If a summary treats an older article as a new escalation, the first suspects are:

- No. 1 Stale source selected
- No. 4 Temporal context lost

Start by checking publication time, sort order, and whether newer articles were available but excluded.

### Example 2: similar events from different countries are mixed together

If reports from different regions are collapsed into one event, the first suspects are:

- No. 8 Different events merged together
- No. 9 Regional alias collision
- No. 10 Organization name collision

Start by reviewing merge logic, geo labels, and canonical entity handling.

### Example 3: a long brief becomes more confident than the evidence

If a multi-source summary slowly becomes more speculative than the underlying inputs, the first suspects are:

- No. 13 Long-summary drift
- No. 14 Unsupported conclusion
- No. 15 Ambiguity hidden
- No. 16 Missing audit trail

Start by tracing each conclusion back to the source set and marking where uncertainty was dropped.

## Minimal triage flow

When a summary looks suspicious:

1. Ask whether the problem started before summarization.
2. If the wrong inputs entered the context, focus on retrieval.
3. If the right inputs entered but were merged incorrectly, focus on deduplication.
4. If the inputs look correct but the narrative is wrong, focus on summary generation.
5. Record the failure pattern before making changes, so future incidents can be compared consistently.

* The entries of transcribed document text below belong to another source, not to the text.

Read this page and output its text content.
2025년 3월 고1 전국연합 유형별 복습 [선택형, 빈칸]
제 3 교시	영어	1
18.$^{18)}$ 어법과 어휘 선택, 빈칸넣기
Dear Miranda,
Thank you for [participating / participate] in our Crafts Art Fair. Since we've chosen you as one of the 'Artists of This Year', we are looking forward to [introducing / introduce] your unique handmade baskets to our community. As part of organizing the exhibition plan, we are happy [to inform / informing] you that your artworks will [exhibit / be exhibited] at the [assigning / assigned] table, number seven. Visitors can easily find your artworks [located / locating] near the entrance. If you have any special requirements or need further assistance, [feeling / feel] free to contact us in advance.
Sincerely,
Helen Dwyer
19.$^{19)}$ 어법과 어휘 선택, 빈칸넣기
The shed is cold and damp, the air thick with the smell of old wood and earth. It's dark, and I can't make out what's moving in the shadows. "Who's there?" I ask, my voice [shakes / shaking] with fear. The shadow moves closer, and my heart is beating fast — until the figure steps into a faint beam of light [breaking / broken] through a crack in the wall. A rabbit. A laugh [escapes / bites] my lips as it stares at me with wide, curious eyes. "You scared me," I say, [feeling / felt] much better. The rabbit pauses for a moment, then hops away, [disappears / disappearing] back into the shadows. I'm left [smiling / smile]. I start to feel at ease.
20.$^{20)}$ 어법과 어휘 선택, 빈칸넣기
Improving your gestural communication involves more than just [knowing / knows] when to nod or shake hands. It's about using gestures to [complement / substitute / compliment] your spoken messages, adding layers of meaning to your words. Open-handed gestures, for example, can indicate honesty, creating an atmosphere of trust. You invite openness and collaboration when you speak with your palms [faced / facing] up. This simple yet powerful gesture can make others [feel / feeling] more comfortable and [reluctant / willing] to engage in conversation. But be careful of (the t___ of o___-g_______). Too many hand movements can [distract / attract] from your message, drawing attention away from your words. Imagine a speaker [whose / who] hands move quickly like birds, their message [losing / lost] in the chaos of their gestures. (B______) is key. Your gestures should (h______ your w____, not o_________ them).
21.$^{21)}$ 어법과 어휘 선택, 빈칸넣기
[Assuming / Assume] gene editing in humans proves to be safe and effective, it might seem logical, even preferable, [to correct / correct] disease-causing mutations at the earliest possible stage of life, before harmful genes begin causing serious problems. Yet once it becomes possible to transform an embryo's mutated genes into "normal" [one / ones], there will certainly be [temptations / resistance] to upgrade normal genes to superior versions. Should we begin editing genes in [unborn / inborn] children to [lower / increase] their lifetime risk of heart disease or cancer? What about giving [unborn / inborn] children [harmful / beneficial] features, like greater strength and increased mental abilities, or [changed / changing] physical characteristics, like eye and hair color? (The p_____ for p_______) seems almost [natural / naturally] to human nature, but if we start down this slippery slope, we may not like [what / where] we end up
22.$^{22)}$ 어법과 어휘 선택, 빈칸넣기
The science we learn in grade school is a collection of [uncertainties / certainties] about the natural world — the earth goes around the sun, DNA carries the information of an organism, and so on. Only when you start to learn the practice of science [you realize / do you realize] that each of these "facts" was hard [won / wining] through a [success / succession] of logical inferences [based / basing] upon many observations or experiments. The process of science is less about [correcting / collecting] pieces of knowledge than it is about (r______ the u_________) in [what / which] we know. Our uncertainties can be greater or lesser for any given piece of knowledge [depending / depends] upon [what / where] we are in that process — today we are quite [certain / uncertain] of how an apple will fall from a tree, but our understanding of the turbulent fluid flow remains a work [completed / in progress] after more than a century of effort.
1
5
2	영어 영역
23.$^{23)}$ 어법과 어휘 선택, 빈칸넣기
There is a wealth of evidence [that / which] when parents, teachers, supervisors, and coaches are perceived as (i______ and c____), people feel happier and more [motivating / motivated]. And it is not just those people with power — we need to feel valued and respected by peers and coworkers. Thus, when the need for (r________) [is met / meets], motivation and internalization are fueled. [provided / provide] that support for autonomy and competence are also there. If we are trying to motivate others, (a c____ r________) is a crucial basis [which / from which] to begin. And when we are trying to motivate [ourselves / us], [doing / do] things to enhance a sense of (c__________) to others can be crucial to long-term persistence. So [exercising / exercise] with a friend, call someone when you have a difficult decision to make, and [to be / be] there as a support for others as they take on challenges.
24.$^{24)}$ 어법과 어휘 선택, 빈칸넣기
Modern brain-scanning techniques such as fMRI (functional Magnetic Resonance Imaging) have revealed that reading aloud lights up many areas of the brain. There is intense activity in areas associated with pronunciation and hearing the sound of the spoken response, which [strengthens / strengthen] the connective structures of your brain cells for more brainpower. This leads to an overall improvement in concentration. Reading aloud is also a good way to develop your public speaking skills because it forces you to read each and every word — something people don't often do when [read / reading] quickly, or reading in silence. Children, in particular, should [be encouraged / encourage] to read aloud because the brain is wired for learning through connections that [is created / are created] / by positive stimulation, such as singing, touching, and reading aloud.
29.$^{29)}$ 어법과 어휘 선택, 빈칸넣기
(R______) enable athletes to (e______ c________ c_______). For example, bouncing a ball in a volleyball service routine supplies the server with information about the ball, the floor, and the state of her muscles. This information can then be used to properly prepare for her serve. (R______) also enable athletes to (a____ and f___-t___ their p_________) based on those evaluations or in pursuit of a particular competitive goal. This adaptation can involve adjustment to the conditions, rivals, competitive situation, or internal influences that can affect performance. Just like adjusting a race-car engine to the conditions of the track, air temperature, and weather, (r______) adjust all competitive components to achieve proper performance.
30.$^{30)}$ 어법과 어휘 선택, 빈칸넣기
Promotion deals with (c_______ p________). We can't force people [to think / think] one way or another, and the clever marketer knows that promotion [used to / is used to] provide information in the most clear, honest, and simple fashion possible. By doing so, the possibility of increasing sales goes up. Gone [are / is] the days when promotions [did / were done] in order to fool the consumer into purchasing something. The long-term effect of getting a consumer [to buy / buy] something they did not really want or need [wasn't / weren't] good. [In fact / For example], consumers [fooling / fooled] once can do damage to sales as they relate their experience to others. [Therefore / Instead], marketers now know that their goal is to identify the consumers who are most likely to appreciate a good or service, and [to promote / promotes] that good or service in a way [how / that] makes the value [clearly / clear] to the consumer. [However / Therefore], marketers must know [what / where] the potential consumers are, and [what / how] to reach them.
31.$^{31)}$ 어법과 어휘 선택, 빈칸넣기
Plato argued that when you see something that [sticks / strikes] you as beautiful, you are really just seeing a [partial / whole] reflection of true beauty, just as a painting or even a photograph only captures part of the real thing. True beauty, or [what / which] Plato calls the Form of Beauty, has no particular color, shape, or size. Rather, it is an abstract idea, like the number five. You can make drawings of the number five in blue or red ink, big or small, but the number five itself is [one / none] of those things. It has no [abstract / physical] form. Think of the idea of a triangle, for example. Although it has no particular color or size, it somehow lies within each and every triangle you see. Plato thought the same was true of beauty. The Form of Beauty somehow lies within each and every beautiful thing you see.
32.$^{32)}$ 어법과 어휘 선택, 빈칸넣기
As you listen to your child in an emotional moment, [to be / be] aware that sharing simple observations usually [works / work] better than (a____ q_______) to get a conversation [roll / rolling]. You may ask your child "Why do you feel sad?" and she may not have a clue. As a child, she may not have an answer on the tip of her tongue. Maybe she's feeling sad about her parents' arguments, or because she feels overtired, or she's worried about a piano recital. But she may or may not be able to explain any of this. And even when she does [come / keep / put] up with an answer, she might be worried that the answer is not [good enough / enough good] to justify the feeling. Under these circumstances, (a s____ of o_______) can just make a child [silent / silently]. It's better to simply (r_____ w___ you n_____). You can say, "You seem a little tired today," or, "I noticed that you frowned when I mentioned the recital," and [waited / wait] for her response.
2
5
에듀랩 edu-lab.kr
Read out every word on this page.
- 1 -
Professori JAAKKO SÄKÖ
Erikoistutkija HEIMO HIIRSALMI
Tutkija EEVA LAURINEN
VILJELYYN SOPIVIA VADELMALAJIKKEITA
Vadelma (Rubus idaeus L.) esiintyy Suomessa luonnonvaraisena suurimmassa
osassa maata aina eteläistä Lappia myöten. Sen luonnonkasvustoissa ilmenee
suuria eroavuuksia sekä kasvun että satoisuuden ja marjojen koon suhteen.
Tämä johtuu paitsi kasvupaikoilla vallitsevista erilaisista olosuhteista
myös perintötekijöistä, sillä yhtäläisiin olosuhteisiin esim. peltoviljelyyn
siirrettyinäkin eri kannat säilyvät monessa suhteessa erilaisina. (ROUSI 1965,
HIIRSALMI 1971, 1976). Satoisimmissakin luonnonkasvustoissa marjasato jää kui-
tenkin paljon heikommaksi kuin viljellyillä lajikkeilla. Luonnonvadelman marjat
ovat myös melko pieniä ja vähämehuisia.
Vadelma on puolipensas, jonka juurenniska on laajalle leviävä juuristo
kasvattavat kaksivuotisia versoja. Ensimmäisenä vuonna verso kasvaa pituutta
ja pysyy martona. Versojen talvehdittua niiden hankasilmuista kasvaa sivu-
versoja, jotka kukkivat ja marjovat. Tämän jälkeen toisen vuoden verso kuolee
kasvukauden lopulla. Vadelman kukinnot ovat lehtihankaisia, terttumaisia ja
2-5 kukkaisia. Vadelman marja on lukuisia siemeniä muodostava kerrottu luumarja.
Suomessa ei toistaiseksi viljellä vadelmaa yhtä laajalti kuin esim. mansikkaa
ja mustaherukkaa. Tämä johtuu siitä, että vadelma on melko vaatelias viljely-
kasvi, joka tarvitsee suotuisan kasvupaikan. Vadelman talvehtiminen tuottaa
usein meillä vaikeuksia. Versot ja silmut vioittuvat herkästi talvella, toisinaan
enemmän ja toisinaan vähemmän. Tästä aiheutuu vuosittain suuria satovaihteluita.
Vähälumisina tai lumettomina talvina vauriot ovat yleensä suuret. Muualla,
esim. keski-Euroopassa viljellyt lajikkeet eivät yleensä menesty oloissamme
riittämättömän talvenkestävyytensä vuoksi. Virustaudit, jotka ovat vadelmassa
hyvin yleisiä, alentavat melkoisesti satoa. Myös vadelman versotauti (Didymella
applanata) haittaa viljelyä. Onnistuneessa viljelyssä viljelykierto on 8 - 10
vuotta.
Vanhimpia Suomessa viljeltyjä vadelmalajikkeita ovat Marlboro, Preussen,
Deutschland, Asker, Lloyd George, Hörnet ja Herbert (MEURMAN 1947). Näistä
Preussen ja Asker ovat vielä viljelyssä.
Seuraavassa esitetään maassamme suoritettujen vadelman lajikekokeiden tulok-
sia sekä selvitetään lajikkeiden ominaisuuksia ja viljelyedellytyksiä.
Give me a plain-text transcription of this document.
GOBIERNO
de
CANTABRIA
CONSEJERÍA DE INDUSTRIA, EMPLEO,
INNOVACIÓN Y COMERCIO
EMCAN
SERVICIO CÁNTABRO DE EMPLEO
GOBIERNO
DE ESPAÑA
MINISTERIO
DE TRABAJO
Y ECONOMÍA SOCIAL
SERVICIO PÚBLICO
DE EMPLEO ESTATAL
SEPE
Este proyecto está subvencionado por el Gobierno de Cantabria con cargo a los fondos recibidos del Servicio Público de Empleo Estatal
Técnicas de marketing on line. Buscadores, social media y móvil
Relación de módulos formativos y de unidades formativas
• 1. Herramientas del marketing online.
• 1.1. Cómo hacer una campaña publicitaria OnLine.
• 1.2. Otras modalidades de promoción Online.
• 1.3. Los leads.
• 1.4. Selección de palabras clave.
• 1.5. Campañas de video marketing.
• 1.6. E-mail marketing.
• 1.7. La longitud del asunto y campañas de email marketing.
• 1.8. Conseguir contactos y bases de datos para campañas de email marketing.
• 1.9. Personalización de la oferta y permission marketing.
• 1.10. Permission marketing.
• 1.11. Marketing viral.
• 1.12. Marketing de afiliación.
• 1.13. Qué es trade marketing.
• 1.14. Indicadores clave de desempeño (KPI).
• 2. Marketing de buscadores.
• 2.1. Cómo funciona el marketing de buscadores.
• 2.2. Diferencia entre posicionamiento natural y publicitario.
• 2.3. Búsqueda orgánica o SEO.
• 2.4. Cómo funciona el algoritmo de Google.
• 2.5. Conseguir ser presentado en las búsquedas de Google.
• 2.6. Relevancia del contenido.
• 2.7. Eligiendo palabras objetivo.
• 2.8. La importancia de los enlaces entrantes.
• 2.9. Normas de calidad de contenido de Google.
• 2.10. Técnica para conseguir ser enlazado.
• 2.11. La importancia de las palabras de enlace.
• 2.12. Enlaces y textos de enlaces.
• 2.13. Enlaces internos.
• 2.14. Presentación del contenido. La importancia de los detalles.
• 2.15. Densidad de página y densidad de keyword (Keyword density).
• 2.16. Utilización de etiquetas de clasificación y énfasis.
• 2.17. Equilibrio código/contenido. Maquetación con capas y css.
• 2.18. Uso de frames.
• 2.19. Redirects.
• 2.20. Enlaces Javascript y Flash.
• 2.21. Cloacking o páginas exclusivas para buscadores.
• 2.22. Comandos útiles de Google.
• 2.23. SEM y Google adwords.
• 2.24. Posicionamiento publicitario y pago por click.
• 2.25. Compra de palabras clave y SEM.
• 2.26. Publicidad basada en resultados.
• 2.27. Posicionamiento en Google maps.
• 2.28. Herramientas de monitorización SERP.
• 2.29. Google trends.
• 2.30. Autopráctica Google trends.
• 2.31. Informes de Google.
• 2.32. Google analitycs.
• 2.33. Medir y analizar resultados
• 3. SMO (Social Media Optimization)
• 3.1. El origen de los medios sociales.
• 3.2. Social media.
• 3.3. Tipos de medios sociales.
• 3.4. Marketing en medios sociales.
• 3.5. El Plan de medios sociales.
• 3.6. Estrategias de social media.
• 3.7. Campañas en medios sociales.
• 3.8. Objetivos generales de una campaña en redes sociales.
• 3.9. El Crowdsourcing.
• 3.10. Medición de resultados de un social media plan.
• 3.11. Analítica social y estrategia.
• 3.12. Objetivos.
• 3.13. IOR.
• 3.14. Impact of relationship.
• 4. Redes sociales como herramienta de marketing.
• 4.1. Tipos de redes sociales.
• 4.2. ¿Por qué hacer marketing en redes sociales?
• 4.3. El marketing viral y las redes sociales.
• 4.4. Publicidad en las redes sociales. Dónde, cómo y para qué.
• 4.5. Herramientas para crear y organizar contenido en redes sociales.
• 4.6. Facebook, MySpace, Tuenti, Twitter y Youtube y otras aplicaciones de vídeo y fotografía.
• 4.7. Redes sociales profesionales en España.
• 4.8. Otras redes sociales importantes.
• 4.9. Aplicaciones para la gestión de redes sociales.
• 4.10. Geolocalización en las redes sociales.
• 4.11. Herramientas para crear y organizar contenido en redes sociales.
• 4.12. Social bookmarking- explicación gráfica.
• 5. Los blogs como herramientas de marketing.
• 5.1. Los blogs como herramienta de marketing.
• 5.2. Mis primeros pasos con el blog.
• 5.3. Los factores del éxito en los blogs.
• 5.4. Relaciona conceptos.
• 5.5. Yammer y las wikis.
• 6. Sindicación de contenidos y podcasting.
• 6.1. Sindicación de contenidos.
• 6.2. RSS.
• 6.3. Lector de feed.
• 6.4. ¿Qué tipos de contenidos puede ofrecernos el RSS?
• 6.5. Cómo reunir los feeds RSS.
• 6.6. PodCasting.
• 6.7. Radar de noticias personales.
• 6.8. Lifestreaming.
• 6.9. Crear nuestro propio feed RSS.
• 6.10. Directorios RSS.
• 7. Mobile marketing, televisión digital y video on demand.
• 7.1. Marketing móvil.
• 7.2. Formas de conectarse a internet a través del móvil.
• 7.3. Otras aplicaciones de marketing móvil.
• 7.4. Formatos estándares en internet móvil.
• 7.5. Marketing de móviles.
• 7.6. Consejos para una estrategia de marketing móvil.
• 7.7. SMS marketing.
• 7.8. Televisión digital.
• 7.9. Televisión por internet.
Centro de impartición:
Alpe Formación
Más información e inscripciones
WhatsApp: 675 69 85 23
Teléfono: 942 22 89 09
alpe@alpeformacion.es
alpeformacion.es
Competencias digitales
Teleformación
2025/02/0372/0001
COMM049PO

## What to adjust after diagnosis

### If retrieval is the main problem

Review:
- source selection
- recency rules
- chunking boundaries
- alias normalization
- feed weighting

### If deduplication is the main problem

Review:
- duplicate clustering thresholds
- canonical entity mapping
- geo matching rules
- handling of conflicting reports
- treatment of aggregator copies

### If summary generation is the main problem

Review:
- summary length
- claim-to-source traceability
- uncertainty handling
- attribution visibility
- constraints that prevent unsupported synthesis

## Scope of this page

This is a diagnostic aid, not a replacement for product logic.

It does not change retrieval, deduplication, or summarization behavior by itself.
It provides a shared vocabulary for investigating suspicious outputs in a more repeatable way.